Search code examples
latexpandoc

Pandoc latex to html: cannot keep code formatting


I'm trying to convert latex to html while preserving the formatting of the included source code. I have the following .text file (book.tex):

\documentclass{article}
\begin{document}

\chapter{Heading}

First paragraph of text.
\begin{code}
function sum(a, b) {
  return a + b;
}
\end{code}

Last paragraph of text.

\end{document}

And when I convert it with a simple: pandoc book.tex book.html, I get the following HTML:

<h1 id="heading">Heading</h1>
<p>First paragraph of text.</p>
<div class="code">
<p>function sum(a, b) <span> return a + b; </span></p>
</div>
<p>Last paragraph of text.</p>

The code formatting is completely lost.

Ideally I would get something like this:

<h1 id="heading">Heading</h1>
<p>First paragraph of text.</p>
<pre>
function sum(a, b) {
  return a + b;
}
</pre>
<p>Last paragraph of text.</p>

I tried using lua filters pandoc --lua-filter=transform.lua book.tex book.html:

function Div(div)
    if div.classes:includes("code") then
        local content = pandoc.utils.stringify(div.content)

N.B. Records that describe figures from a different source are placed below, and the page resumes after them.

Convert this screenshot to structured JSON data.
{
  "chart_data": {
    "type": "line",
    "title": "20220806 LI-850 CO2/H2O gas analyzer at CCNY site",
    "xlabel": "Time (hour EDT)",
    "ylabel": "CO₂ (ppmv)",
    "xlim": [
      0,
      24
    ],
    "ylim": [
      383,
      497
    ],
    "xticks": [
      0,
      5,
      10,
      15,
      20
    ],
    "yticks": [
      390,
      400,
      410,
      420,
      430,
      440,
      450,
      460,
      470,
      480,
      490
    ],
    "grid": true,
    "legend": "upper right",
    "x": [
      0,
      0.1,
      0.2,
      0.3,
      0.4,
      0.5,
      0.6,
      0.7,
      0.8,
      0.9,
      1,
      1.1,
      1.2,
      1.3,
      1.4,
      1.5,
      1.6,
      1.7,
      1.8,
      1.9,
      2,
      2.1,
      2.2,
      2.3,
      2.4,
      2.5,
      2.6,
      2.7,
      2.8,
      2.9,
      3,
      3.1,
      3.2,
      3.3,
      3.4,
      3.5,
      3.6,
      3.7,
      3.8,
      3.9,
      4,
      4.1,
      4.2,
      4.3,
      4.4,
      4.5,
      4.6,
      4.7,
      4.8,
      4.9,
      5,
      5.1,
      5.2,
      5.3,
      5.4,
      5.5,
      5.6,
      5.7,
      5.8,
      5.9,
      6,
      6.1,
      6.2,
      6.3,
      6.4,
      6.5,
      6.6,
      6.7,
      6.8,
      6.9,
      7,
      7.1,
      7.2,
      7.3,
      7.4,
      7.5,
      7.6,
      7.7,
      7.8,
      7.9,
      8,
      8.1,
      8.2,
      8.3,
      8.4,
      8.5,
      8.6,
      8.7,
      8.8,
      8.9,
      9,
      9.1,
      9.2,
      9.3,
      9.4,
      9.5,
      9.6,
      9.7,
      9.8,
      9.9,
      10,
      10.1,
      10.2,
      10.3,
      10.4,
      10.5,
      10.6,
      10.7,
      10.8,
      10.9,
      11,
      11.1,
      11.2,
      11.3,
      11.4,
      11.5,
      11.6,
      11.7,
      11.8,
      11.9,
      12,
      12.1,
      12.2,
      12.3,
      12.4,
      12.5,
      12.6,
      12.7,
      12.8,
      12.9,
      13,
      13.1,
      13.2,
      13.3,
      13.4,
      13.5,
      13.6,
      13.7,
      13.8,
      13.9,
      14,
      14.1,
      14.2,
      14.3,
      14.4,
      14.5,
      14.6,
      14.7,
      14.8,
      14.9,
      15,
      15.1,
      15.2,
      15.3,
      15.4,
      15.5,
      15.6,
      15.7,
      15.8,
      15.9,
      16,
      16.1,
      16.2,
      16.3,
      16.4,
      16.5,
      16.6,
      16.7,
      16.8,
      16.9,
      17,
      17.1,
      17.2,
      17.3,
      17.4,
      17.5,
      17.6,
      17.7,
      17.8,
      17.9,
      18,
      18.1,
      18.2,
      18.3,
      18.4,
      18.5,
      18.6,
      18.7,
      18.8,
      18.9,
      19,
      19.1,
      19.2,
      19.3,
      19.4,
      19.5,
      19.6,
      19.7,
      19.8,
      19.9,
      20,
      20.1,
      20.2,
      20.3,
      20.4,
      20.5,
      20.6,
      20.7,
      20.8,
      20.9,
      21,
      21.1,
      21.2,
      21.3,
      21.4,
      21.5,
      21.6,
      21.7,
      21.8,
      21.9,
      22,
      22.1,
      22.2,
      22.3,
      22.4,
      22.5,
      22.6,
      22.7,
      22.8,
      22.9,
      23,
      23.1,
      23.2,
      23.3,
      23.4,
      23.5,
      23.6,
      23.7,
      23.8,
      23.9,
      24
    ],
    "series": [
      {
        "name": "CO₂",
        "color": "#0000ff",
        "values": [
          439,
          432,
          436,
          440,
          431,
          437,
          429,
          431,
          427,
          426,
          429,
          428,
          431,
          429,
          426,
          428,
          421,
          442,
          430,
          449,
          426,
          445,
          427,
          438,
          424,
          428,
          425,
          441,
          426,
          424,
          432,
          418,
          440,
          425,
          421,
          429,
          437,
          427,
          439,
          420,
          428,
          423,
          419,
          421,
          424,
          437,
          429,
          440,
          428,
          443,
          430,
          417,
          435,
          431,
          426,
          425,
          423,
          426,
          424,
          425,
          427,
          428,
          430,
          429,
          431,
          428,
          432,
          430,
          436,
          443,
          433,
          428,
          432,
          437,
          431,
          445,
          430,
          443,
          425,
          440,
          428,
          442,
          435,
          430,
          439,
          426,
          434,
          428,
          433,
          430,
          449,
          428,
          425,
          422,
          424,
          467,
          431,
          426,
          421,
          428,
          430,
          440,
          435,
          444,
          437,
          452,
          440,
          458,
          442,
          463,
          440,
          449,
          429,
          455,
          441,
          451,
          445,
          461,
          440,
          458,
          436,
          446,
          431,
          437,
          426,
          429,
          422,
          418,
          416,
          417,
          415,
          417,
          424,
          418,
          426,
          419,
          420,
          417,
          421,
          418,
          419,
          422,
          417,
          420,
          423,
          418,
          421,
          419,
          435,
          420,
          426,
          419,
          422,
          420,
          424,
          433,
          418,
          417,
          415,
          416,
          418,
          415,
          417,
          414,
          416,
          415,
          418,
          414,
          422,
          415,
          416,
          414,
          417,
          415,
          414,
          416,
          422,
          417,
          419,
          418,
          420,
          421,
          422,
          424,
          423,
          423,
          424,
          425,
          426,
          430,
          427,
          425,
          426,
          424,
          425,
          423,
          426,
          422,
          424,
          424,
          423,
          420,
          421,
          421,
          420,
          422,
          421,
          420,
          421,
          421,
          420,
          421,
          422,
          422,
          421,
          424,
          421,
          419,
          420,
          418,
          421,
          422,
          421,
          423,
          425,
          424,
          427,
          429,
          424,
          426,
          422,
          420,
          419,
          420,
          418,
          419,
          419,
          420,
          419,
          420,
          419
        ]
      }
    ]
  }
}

        local preElement = pandoc.RawBlock('html', '<pre>' .. content .. '</pre>')

        return preElement
    end

    return div
end

Which gets me the pre element, but not the formatting:

<h1 id="heading">Heading</h1>
<p>First paragraph of text.</p>
<pre>function sum(a, b)  return a + b; </pre>
<p>Last paragraph of text.</p>

Thank you


Solution

  • Pandoc doesn't know the code environment. Better results can be achieved with the lstlisting or minted environment. For example:

    \begin{minted}{javascript}
    function sum(a, b) {
      return a + b;
    }
    \end{minted}
    

    This will result in properly highlighted code blocks. The downside is that this requires changes to the LaTeX input.